Entre las 20 recomendaciones que hizo García-Sayán se menciona el de la reforma en el proceso de selección de autoridades judiciales, debido a la falta de legitimidad que se tiene en la elección por voto popular.

“Impulsar un debate nacional sobre las reglas vigentes y deseables para la selección y designación de integrantes de las altas cortes y el Consejo de la Magistratura. El Relator Especial insiste en el crucial criterio de prevalencia de procedimientos de designación no políticos, vinculados estrictamente a la calidad y mérito profesional y al compromiso con los valores del Estado de Derecho y los estándares contenidos en los principios básicos relativos a la independencia de la judicatura”, sseñala el Relator de la ONU en la parte de las recomendaciones.

Otras observaciones del informe del Relator de la ONU

1 “Los patrones de injerencia en el Órgano Judicial que el país arrastra de larga data no han sido erradicados”, detalla el informe.

2. “El 47% de los 1.134 jueces en la jurisdicción ordinaria desempeñan sus funciones de modo transitorio”. Además, “el 65% de los juzgados (son 865) se encuentran en capitales”.

3. “En 2020, cada juez conocía un promedio de 530 causas”, dice el documento.
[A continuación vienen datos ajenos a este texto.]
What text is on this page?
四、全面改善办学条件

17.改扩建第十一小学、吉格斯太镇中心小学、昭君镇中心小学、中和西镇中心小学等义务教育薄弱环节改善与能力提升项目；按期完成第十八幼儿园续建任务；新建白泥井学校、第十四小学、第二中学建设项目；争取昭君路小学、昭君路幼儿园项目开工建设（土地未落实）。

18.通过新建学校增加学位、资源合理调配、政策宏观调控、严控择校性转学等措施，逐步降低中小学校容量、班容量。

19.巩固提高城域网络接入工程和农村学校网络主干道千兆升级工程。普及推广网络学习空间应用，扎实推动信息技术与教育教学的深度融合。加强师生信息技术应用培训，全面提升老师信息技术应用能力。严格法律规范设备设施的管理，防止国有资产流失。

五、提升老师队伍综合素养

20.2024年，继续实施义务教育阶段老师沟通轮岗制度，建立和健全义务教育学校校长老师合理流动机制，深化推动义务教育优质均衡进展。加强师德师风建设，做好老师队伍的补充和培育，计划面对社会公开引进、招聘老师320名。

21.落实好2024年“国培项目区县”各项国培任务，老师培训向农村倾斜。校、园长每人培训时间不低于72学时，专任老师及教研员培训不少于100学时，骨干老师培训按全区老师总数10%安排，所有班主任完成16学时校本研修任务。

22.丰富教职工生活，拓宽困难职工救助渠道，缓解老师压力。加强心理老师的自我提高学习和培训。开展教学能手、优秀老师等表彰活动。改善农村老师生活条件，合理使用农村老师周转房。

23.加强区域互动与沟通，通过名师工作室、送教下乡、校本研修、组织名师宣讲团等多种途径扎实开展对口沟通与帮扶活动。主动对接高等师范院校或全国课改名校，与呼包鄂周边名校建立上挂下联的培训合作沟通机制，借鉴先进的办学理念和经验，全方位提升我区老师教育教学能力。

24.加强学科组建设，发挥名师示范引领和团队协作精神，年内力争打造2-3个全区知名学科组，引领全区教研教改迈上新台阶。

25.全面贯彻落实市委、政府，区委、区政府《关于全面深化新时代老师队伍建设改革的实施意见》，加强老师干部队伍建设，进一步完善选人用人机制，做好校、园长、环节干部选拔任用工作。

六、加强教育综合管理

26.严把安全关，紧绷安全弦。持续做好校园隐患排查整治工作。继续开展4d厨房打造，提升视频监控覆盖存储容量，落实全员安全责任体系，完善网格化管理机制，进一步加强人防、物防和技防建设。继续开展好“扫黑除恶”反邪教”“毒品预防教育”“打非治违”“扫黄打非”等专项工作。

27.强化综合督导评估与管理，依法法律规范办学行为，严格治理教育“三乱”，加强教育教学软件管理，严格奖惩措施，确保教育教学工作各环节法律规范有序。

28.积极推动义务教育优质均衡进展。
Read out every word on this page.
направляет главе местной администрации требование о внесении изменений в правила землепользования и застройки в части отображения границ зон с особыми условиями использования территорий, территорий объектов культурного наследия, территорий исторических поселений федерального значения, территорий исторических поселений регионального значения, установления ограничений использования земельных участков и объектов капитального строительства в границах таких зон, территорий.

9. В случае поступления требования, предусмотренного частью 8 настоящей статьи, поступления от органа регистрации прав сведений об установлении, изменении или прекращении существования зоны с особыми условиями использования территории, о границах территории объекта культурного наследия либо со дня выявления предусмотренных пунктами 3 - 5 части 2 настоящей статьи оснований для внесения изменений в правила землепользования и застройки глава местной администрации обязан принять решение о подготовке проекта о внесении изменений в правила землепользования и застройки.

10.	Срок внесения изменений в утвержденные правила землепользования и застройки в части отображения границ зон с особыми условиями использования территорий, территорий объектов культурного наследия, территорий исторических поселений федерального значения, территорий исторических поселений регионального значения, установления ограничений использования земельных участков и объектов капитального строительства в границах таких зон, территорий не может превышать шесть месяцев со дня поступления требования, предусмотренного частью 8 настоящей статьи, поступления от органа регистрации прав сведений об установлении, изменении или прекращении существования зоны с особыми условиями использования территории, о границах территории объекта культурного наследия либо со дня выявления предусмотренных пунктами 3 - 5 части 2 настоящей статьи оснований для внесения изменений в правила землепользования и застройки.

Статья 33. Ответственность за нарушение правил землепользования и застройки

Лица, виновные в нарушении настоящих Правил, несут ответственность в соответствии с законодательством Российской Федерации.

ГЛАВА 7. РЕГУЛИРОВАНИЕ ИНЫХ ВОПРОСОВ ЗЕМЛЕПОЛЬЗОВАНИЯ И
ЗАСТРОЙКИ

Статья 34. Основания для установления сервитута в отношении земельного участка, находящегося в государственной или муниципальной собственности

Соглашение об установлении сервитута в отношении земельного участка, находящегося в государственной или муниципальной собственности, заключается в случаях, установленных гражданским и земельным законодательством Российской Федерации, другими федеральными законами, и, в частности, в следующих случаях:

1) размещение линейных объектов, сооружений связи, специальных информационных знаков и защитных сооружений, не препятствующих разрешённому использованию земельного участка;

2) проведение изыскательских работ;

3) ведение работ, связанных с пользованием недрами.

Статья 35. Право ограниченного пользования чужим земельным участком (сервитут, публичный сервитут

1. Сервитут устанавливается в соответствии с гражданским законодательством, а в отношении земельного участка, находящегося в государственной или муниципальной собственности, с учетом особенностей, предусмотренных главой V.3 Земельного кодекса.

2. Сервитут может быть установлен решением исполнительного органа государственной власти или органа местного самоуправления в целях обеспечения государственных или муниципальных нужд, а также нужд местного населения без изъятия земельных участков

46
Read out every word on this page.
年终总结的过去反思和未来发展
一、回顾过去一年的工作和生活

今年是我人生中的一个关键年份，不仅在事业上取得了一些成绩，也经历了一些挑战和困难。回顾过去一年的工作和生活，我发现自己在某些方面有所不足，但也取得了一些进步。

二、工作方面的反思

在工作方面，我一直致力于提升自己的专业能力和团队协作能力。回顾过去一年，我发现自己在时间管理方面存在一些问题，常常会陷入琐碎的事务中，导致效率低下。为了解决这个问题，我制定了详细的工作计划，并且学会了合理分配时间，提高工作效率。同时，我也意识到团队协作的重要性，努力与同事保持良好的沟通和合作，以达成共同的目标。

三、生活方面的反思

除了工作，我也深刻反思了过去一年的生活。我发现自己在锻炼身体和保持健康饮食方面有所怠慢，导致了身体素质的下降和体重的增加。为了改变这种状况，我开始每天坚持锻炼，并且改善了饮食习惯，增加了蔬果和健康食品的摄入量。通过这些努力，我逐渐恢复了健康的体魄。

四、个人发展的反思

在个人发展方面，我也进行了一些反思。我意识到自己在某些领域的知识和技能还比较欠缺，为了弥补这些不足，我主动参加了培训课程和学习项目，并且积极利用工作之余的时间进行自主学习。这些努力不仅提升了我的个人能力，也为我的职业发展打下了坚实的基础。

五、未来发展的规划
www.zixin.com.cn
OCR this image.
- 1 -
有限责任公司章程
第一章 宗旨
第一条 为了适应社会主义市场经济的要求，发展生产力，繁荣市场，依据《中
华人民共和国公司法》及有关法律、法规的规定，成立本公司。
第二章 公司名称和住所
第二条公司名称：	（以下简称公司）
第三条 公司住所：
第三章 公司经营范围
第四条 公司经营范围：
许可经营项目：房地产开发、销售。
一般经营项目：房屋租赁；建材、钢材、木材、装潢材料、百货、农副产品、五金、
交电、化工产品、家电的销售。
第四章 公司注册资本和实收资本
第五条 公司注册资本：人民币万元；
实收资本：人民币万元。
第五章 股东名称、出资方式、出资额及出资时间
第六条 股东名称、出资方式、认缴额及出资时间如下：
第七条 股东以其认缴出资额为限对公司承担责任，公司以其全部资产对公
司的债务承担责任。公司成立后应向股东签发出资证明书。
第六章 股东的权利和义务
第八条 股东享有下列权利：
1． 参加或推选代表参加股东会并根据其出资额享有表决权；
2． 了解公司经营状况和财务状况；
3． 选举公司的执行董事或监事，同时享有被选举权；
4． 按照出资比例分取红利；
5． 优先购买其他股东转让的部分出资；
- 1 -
4. La Defensora del Pueblo manifestó al Relator que “el país cuenta con apenas 51 defensores públicos”. Por su parte, el Servicio Plurinacional de Defensa Pública asegura que “son 99 municipios de los 339 que hay en el país” los que cuentan con esta ayuda en las defensas.

5. Observa la bicefalía entre el Consejo de la Magistratura y la Dirección Administrativa y Financiera del Tribunal Superior de Justicia “para ejercer el control y fiscalización”. También describe la “confusión en cuanto a las competencias de cada jurisdicción” como parte de un problema que sufren las víctimas de distintos procesos.

6. El “abuso de la figura de inconstitucionalidad” provoca una carga de trabajo en el Tribunal Constitucional Plurinacional. Las demandas que llegan al Tribunal Constitucional Plurinacional “frenan los procesos”.